2018 TACDA True-Up amount and Rider J rate
The components of the 2018 true-up amount include prior transmission access charge (“TAC”) riders, the system access service (“SAS”) deferral true-up, AESO deferral account rider (“DAR”) true-up, the Balancing Pool true-up, and carrying costs associated with those amounts.
Deferral Account Rider True-Up
The purpose of a deferral account rider true-up is to ensure that, for each of the AESO charges, the amounts actually collected or refunded equal the amounts approved by the AUC. EPCOR’s 2016 TACDA rider, approved in Decision 22887-D01-2017, resulted in a net refund of $12.28 million. EPCOR stated that it refunded $12.26 million over the refund period. The difference results in a refund of $0.02 million.
SAS Deferral True-Up
The purpose of a SAS deferral true-up is to reconcile the actual transmission access revenue received from customers to the actual transmission access costs paid to the AESO. EPCOR’s total 2018 transmission access revenues for distribution connected customers, including revenues received through its quarterly TACDA true-up riders, amounted to $253.37 million, which, when compared to total costs of $250.82 million, results in a refund to customers of $2.55 million.
AESO DAR True-Up
Under section 14(3) of the Electric Utilities Act, “The Independent System Operator must be managed so that, on an annual basis, no profit or loss results from its operation.” Accordingly, any variances arising between the actual costs the AESO incurs and the forecast amounts, recovered through its rates based on forecast volumes, are refunded to, or recovered from, market participants by way of the AESO DAR, typically undertaken on an annual basis. In turn, the DFOs flow through these collections or refunds to customers in their service areas.

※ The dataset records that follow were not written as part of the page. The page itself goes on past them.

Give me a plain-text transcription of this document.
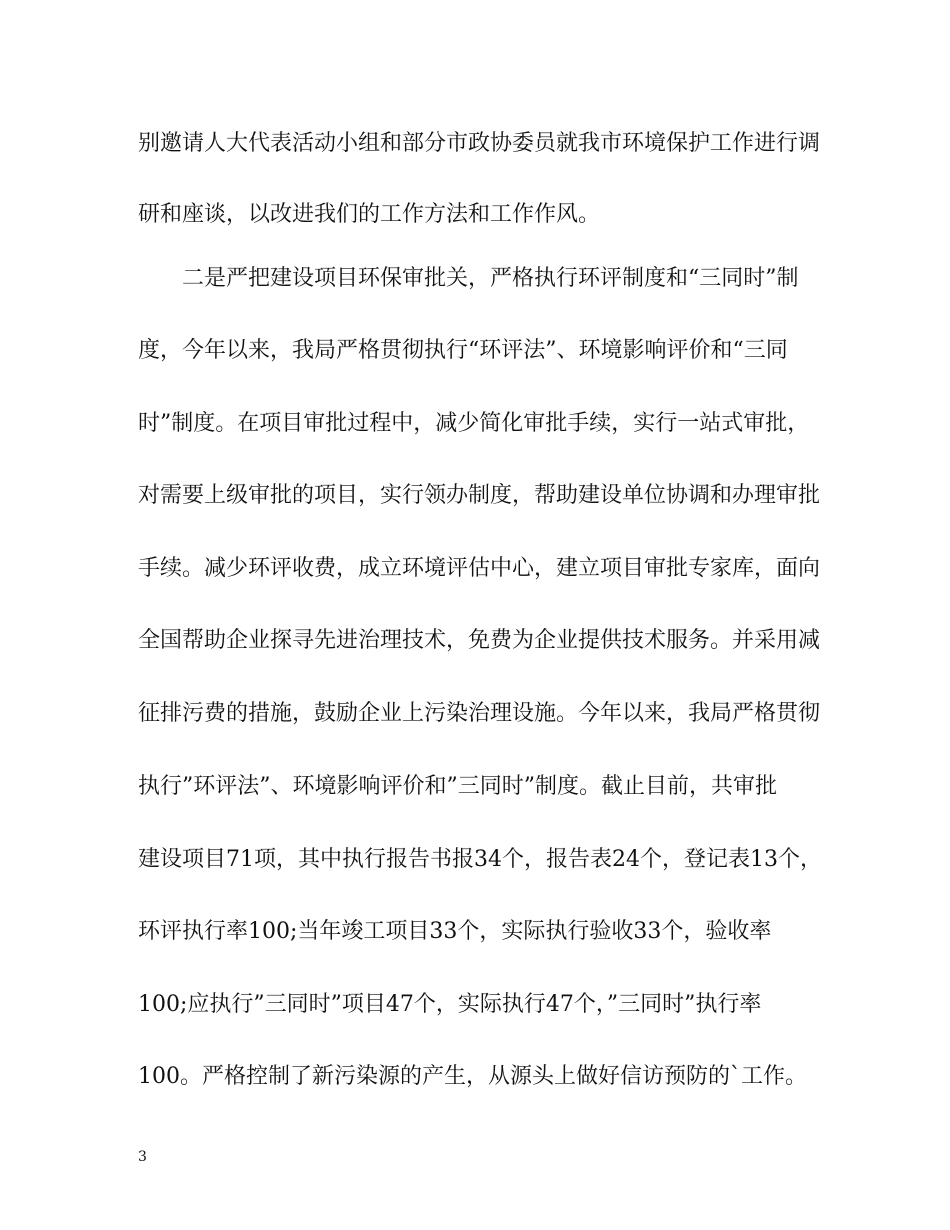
别邀请人大代表活动小组和部分市政协委员就我市环境保护工作进行调
研和座谈，以改进我们的工作方法和工作作风。
二是严把建设项目环保审批关，严格执行环评制度和“三同时”制
度，今年以来，我局严格贯彻执行“环评法”、环境影响评价和“三同
时”制度。在项目审批过程中，减少简化审批手续，实行一站式审批，
对需要上级审批的项目，实行领办制度，帮助建设单位协调和办理审批
手续。减少环评收费，成立环境评估中心，建立项目审批专家库，面向
全国帮助企业探寻先进治理技术，免费为企业提供技术服务。并采用减
征排污费的措施，鼓励企业上污染治理设施。今年以来，我局严格贯彻
执行”环评法”、环境影响评价和”三同时”制度。截止目前，共审批
建设项目71项，其中执行报告书报34个，报告表24个，登记表13个，
环评执行率100;当年竣工项目33个，实际执行验收33个，验收率
100;应执行”三同时”项目47个，实际执行47个，”三同时”执行率
100。严格控制了新污染源的产生，从源头上做好信访预防的`工作。
3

On September 27, 2019, the AESO applied to the AUC for a 2017-2018 DAR requesting to charge or refund amounts from market participants on an interim refundable basis by December 3, 2019. The reconciliation amount to EPCOR was a collection of $19.0 million. This amount was broken down between non-direct connect customers ($18.0 million) and direct connect customers ($1.0 million). EPCOR explained that it included the AESO’s proposed refund in this application because of the materiality of the amount.
Balancing Pool True-Up
The purpose of EPCOR’s Balancing Pool true-up is to ensure that its Balancing Pool refund to, or collection from, its customers matches its settlement with the AESO. In 2018, the AESO collected $23.38 million from EPCOR. Due to the differences between forecast and actual billing determinants, EPCOR collected $23.42 million from its customers in 2018, necessitating a net refund of $0.04 million. EPCOR proposed to allocate the Balancing Pool true-up to all customer rate classes, with the exception of direct connect customers, based on actual 2018 energy consumption by rate class.
EPCOR calculated carrying costs on outstanding amounts related to the true-up balances in accordance with Rule 023: Rules Respecting Payment of Interest. The rate used was the Bank of Canada monthly bank rate plus 1.5 percent. The total carrying costs amounted to a net refund of $0.15 million.

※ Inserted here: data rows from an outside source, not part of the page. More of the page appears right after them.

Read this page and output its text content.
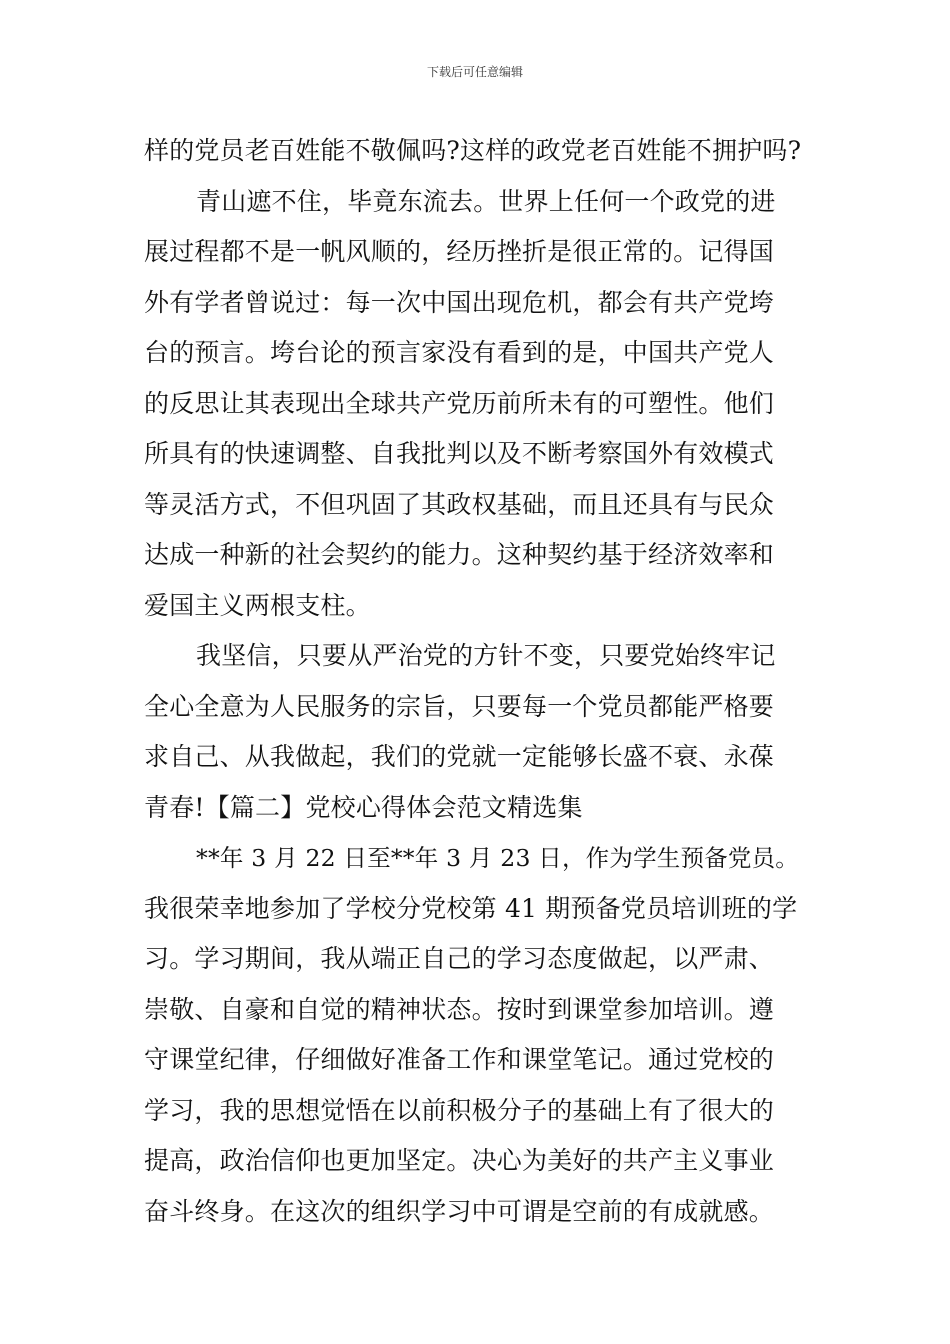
下载后可任意编辑
样的党员老百姓能不敬佩吗?这样的政党老百姓能不拥护吗?
青山遮不住，毕竟东流去。世界上任何一个政党的进
展过程都不是一帆风顺的，经历挫折是很正常的。记得国
外有学者曾说过：每一次中国出现危机，都会有共产党垮
台的预言。垮台论的预言家没有看到的是，中国共产党人
的反思让其表现出全球共产党历前所未有的可塑性。他们
所具有的快速调整、自我批判以及不断考察国外有效模式
等灵活方式，不但巩固了其政权基础，而且还具有与民众
达成一种新的社会契约的能力。这种契约基于经济效率和
爱国主义两根支柱。
我坚信，只要从严治党的方针不变，只要党始终牢记
全心全意为人民服务的宗旨，只要每一个党员都能严格要
求自己、从我做起，我们的党就一定能够长盛不衰、永葆
青春!【篇二】党校心得体会范文精选集
**年 3 月 22 日至**年 3 月 23 日，作为学生预备党员。
我很荣幸地参加了学校分党校第 41 期预备党员培训班的学
习。学习期间，我从端正自己的学习态度做起，以严肃、
崇敬、自豪和自觉的精神状态。按时到课堂参加培训。遵
守课堂纪律，仔细做好准备工作和课堂笔记。通过党校的
学习，我的思想觉悟在以前积极分子的基础上有了很大的
提高，政治信仰也更加坚定。决心为美好的共产主义事业
奋斗终身。在这次的组织学习中可谓是空前的有成就感。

The AUC approved a net collection of $15.23 million.
Rider Implementation Period and Customer Bill Impacts
The AUC reviewed the total bill impacts of the proposed Rider J and found the rate impacts to be reasonable and unlikely to cause rate shock. It approved the Rider J effective January 1, 2020.
Rider C Analysis
The AUC found that converting the approved percentage based Rider C rates to the equivalent $/MWh charge remains appropriate in the calculation of the AESO Rider C allocation.
Rider J Rate
For the purposes of this decision, the AUC accepted EPCOR’s proposal to calculate the Rider J rate using the 2020 forecast billing determinants. In making this determination, the AUC noted that the 2018 TAC deferral account rider would eventually be trued up to ensure the approved amounts were collected from or refunded to customers.